First!
The premise of FutureCore was simple: we were going to discover everything first. We would discover every cancer treatment, every law of physics, every sociological phenomenon before anyone else.
We got the idea from Jessie. Jessie had worked in a condensed matter physics lab, where he studied the impact of line defects in graphene on conductivity band gaps. After presenting his findings at a conference, another scientist published a theory paper on Jessie’s experiments the next day, leading his professor to dismiss his continued research as redundant.
This incident left Jessie questioning the academic emphasis on being first, which seemed to undervalue any subsequent research. It reminded us of early online message boards where only the earliest comments mattered. Often the first comment would just say “First!”. Like in an online message board, the essential part of science was to be the first one to a discovery.
We wanted to name our company First! , but it was trademarked, so we went with FutureCore. Issac built a generative AI to write papers, and we fed it preprint papers and speech-to-text transcripts from conference recordings. We posted 14,000 papers that first year. We contacted former classmates and alumni listservs to get real people’s credentials with university emails.
We had some promising early work, a few paper synthesizing two fields together to form major scientific breakthroughs. But our generative AI was at its best as a tool for remixing existing language and we were hungry for unpublished text. So we moved to the mecca of research, Boston, where we recorded every talk we could go to. To open a few doors, literally, I started taking HarvardX courses, and Jessie got into a PhD program at BU.
Issac pushed the gAI technology. He created a double-layered AI, in which the first AI would make a discovery, and then the second AI would grade each statements likeliness. We could then publish a distribution of unlikely to likely discoveries. This double-layered AI was the heart of the FutureCore discovery engine, and is one of the few things we never published about.
We made some huge discoveries, and we made them first. We discovered that a portion of the dynein complex docking inside the hollow space of a microtubule changed the dispersion relation for lattice phonons. We discovered a meaning for entropic time in negative temperatures that was the basis for macrowave machines people use to cool their tea today. We discovered a geometry for nuclear fusion, a spherical stellarator configuration, which Livermore Labs clarified and built two years later. I had the pleasure of being an author on the now infamous paper discovering the idea of spontaneous phase generation in granular materials.
We built a preprint server to help us aggregate new ideas and get more analytics on which of our papers were being skimmed or ignored. The broad-scope preprint server Pre-Prints for Engineering, News, Investigations, and Science. We could pull ignored papers and highlight where people stopped skimming and closed the paper. It was a terrific resource, but it was costly to run.
As we scaled and secured funding, we hired skilled computer scientists to help build up our generational AI and began filing patents. We even started to float the idea of doing some in-house experiments to solidify some of our famous papers. We started a competition for undergraduate and graduate students at universities nationwide.
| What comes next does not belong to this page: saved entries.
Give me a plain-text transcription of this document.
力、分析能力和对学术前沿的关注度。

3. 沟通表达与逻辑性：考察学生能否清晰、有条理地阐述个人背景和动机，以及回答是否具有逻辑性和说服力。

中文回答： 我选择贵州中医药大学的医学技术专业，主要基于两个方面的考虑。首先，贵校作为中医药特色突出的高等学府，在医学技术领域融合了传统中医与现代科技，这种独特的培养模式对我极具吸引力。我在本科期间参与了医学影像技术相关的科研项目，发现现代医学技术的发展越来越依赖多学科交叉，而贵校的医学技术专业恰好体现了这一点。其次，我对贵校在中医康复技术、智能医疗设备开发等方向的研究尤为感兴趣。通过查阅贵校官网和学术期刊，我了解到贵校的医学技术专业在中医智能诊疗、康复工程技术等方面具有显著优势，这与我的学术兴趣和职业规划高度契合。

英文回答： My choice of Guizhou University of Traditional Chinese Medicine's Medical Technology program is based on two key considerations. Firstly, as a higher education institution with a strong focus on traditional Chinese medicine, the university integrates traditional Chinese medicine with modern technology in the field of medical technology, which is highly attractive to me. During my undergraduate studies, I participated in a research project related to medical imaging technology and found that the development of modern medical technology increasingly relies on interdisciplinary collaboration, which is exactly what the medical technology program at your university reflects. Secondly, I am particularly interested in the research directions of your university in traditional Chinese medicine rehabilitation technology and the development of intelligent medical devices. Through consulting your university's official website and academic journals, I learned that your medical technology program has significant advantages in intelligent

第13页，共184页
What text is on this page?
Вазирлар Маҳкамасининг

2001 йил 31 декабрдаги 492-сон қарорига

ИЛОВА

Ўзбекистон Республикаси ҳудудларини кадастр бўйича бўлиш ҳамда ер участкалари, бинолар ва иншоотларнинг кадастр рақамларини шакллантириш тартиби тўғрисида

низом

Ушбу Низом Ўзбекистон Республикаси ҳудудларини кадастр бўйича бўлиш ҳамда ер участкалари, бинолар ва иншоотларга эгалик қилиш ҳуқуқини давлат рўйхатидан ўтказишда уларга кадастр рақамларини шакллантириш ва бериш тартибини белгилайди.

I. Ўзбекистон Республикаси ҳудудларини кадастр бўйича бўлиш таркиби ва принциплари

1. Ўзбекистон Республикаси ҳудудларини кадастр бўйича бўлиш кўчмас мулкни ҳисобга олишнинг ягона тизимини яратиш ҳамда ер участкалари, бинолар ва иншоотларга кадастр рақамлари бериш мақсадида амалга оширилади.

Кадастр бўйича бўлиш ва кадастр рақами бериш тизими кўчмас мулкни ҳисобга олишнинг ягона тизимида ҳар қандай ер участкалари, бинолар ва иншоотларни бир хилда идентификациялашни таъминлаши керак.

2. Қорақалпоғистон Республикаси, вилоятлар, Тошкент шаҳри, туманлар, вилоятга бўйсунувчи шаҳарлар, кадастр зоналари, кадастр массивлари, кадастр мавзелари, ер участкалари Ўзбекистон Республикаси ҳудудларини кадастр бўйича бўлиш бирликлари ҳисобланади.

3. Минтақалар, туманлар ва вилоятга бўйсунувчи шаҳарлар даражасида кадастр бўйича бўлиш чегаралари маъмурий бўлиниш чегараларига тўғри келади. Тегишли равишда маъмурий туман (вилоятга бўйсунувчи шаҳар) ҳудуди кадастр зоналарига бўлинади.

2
We offered a cash prize for the best idea, judged by technical accuracy, feasibility, and scientific impact. We never gave out any awards, but thousands of students sent in submissions that went to our AI. In our heyday, 5 million research papers were put online in some form every year. We couldn’t even scale to a million papers a year, so we couldn’t capture more than 20% of scientific discoveries. In hindsight, we handicapped our speed of discovery. We had each paper focus on just one scientific discovery, and we spent too much time generating internal documents for future patents.
Then ThinkBlue came in, powered by the richest man on the planet, with an army of researchers. They jammed several discoveries into each paper and didn’t generate tertiary documents. Instead of patents, ThinkBlue bought the companies necessary to turn its discoveries into realities. They pioneered the now common “mentoring and administrative lead” strategy to shift the credit of successful discoveries to a set of permanent employees while piling misleading discoveries onto ghost researchers.
On FutureCore’s fourth birthday, we sold it to an AI software giant looking to enter the generative discovery space. We hired more lawyers to negotiate the sale than we had ever hired actual employees to fuel our discoveries. By the end of the decade, to a rounding error, ThinkBlue discovered everything first, not us. The rate of scientific advancement has plummeted, there isn’t much left to discover. Scientists are no longer the first to make discoveries, and thus funders feel their work is irrelevant. Many scientists have moved on to more important pursuits such as finance and ice fishing.
I’m spending my winnings funding my anti-aging biotech institution: FollowUP. I hire scientists to validate the discoveries that marked my tenure at FutureCore. No publishing or grant applications. Researchers propose their needs and if justified, I provide the necessary resources. Rather than racing to be first, my scientists can focus on validating whether or not something we already know is true.